For many years, the default form of internal communications has been the newsletter. Newsletters are a great way of sending company news and alerts internally, but they’re a broadcast medium. The company pushes information out to its workers, and workers receive it. But where’s the reciprocity?
Smart businesses  are tapping into a more collaborative form of internal communications to drive value and gain insight into what does and doesn’t work for the company.
Boris Groysberg, a professor of business administration at the Harvard Business School, and Michael Slind, a writer, editor and communication consultant, are co-authors of the book Talk, Inc.: How Trusted Leaders Use Conversation to Power Their Organizations.

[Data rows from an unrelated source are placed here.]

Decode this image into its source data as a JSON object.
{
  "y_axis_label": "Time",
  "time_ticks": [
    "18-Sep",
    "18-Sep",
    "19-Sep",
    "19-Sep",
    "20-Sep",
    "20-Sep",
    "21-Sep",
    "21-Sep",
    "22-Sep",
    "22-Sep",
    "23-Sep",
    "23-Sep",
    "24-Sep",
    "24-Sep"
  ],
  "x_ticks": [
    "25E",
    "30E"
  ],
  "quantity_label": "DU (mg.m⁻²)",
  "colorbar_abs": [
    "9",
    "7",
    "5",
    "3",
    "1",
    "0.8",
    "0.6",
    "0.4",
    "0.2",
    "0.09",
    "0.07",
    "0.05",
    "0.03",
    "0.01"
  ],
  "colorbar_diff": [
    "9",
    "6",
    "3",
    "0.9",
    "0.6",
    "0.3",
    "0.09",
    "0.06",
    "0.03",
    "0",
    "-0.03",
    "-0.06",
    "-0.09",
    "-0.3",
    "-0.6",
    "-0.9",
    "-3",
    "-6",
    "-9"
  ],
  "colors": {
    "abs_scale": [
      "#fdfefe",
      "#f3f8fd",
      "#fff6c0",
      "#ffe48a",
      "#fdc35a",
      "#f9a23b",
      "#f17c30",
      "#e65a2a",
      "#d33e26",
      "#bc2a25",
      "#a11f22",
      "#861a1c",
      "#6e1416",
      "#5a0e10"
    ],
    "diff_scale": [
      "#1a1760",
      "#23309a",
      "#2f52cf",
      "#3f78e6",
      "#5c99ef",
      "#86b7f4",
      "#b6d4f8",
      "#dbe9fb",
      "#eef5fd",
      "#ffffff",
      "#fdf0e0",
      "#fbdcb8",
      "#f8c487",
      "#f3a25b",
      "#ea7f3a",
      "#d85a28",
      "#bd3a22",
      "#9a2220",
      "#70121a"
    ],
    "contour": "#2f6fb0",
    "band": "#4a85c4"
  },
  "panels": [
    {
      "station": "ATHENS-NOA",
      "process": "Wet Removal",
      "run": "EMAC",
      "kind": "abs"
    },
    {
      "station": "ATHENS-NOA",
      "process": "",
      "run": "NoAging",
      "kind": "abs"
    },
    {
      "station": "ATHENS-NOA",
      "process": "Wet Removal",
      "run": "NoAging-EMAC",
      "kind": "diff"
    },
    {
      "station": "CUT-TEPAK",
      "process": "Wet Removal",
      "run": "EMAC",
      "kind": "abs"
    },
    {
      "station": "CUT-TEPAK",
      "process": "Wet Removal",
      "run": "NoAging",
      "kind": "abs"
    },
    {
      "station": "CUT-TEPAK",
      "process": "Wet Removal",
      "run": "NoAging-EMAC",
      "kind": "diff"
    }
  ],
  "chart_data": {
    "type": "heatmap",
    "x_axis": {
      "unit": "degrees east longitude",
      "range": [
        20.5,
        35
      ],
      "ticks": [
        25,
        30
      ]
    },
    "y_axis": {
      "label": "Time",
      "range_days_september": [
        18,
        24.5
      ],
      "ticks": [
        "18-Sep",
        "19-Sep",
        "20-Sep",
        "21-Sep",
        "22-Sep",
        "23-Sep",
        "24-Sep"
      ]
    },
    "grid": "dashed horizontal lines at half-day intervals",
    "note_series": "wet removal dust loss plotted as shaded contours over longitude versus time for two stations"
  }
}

The authors highlighted some of their findings from a recent survey in a blog post for Harvard Business Review , homing in on four key points:
1. Close the Gap Between You and Your Employees
In our survey, we also asked respondents to name the biggest employee communication challenge at their company. In response, one participant cited the need to "move away from top-down communication." Another highlighted a "disparity between the senior management team and middle management due to low transparency." Trusted and effective leaders overcome such challenges by speaking with employees in ways that are direct, personal, open, and authentic.
2. Promote Two-Way Dialogue Within Your Company
One survey respondent lamented "a lack of understanding in management of the need for communication," adding that "the traditional practice" of communication at his or her company "has been one-way." Leaders can show that they appreciate the value of real communication by adopting channels that allow ideas to move in multiple directions across their organization, and by working to create a truly conversational culture within that organization.
3. Engage Employees in the Work of Telling the Company Story
The need "to get more participation from employees," according to one respondent, is a pressing challenge at his or her company. People in that company "tend to shy away from speaking openly." The practice of organizational conversation alters that dynamic. Where that practice has taken hold, leaders encourage broad-based employee involvement in a wide array of communication efforts.
4. Pursue a Clear Agenda
One participant expressed concern about a "lack of consistency" in communication. Another mentioned a tendency among top leaders to generate "too much communication." Yet another voiced this complaint: "The strategy is only discussed at the management level and is never cascaded to all staff." To deal with such challenges — to prevent the communication process from becoming diffuse and ad hoc — effective leaders take steps to ensure that their conversation with employees unfolds according to a clear strategic plan. They also seek to align that conversation with organizational objectives.
Sometimes the best ideas come from in-house. Make sure you don’t turn a deaf ear to your organization’s internal intelligence.